Hemobilia: A Narrative Review of Current Diagnostic Techniques and Emerging Management Strategies

Affiliations
Review

Hemobilia: A Narrative Review of Current Diagnostic Techniques and Emerging Management Strategies

Thomas Campos Carmona et al. Cureus. .

Abstract

Hemobilia is a relatively uncommon but important cause of gastrointestinal bleeding. It occurs due to abnormal communications between the biliary system and surrounding vasculature, often caused by surgical interventions, trauma, infections, or malignancies. The rise of advanced hepato-pancreato-biliary techniques, including radiofrequency ablation and transjugular intrahepatic portosystemic shunt (TIPS) placement, necessitates careful evaluation for the potential presence of hemobilia during the post-procedural period of these patients. Hemobilia can be difficult to diagnose, as common symptoms like jaundice, abdominal pain, and gastrointestinal bleeding are not always present together. Imaging techniques such as Doppler ultrasound, contrast-enhanced computed tomography (CT), and angiography are critical for identifying the source of bleeding. Treatment typically focuses on achieving hemostasis and ensuring proper bile flow, with options including endoscopic techniques, angiography with transcatheter arterial embolization, and, in severe cases, surgical intervention.

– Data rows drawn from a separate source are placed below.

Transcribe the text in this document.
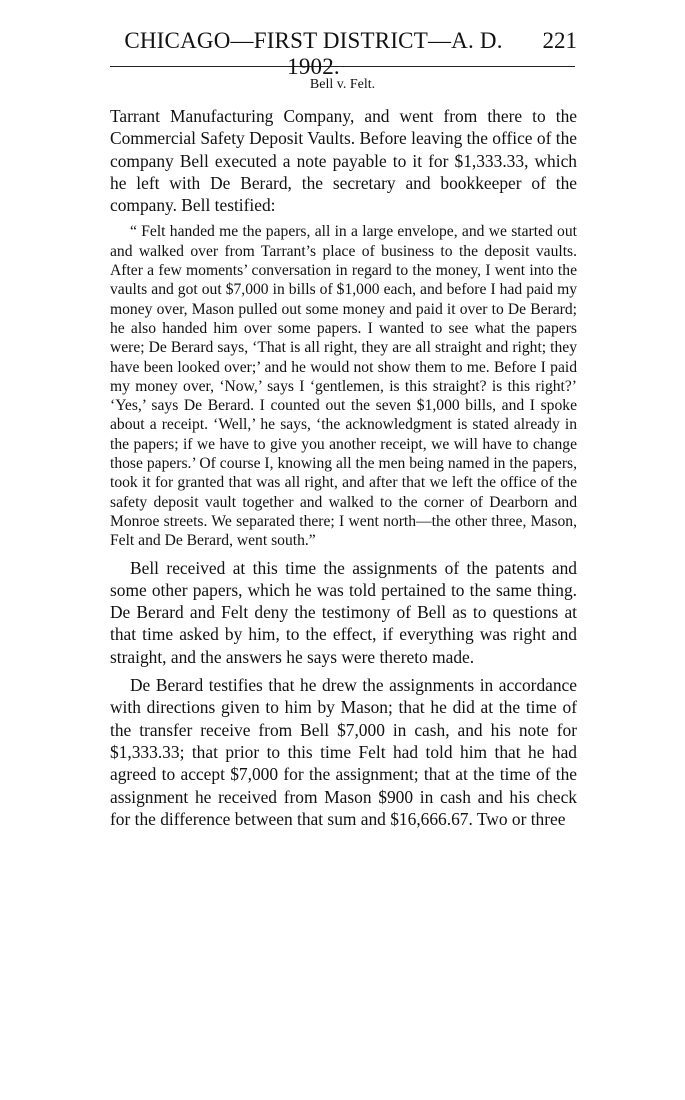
CHICAGO—FIRST DISTRICT—A. D. 1902.
221
Bell v. Felt.

Tarrant Manufacturing Company, and went from there to the Commercial Safety Deposit Vaults. Before leaving the office of the company Bell executed a note payable to it for $1,333.33, which he left with De Berard, the secretary and bookkeeper of the company. Bell testified:

“ Felt handed me the papers, all in a large envelope, and we started out and walked over from Tarrant’s place of business to the deposit vaults. After a few moments’ conversation in regard to the money, I went into the vaults and got out $7,000 in bills of $1,000 each, and before I had paid my money over, Mason pulled out some money and paid it over to De Berard; he also handed him over some papers. I wanted to see what the papers were; De Berard says, ‘That is all right, they are all straight and right; they have been looked over;’ and he would not show them to me. Before I paid my money over, ‘Now,’ says I ‘gentlemen, is this straight? is this right?’ ‘Yes,’ says De Berard. I counted out the seven $1,000 bills, and I spoke about a receipt. ‘Well,’ he says, ‘the acknowledgment is stated already in the papers; if we have to give you another receipt, we will have to change those papers.’ Of course I, knowing all the men being named in the papers, took it for granted that was all right, and after that we left the office of the safety deposit vault together and walked to the corner of Dearborn and Monroe streets. We separated there; I went north—the other three, Mason, Felt and De Berard, went south.”

Bell received at this time the assignments of the patents and some other papers, which he was told pertained to the same thing. De Berard and Felt deny the testimony of Bell as to questions at that time asked by him, to the effect, if everything was right and straight, and the answers he says were thereto made.

De Berard testifies that he drew the assignments in accordance with directions given to him by Mason; that he did at the time of the transfer receive from Bell $7,000 in cash, and his note for $1,333.33; that prior to this time Felt had told him that he had agreed to accept $7,000 for the assignment; that at the time of the assignment he received from Mason $900 in cash and his check for the difference between that sum and $16,666.67. Two or three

This review highlights recent advances in diagnostic and therapeutic approaches, emphasizing the need for early recognition and tailored interventions to improve patient outcomes.

Keywords: biliary tract hemorrhage; endoscopic management; gastrointestinal tract bleeding; hemobilia; hepatic vascular injury; hepato-biliary; hepato-pancreato-biliary surgery; iatrogenic lesion; quincke's triad; transcatheter arterial embolization.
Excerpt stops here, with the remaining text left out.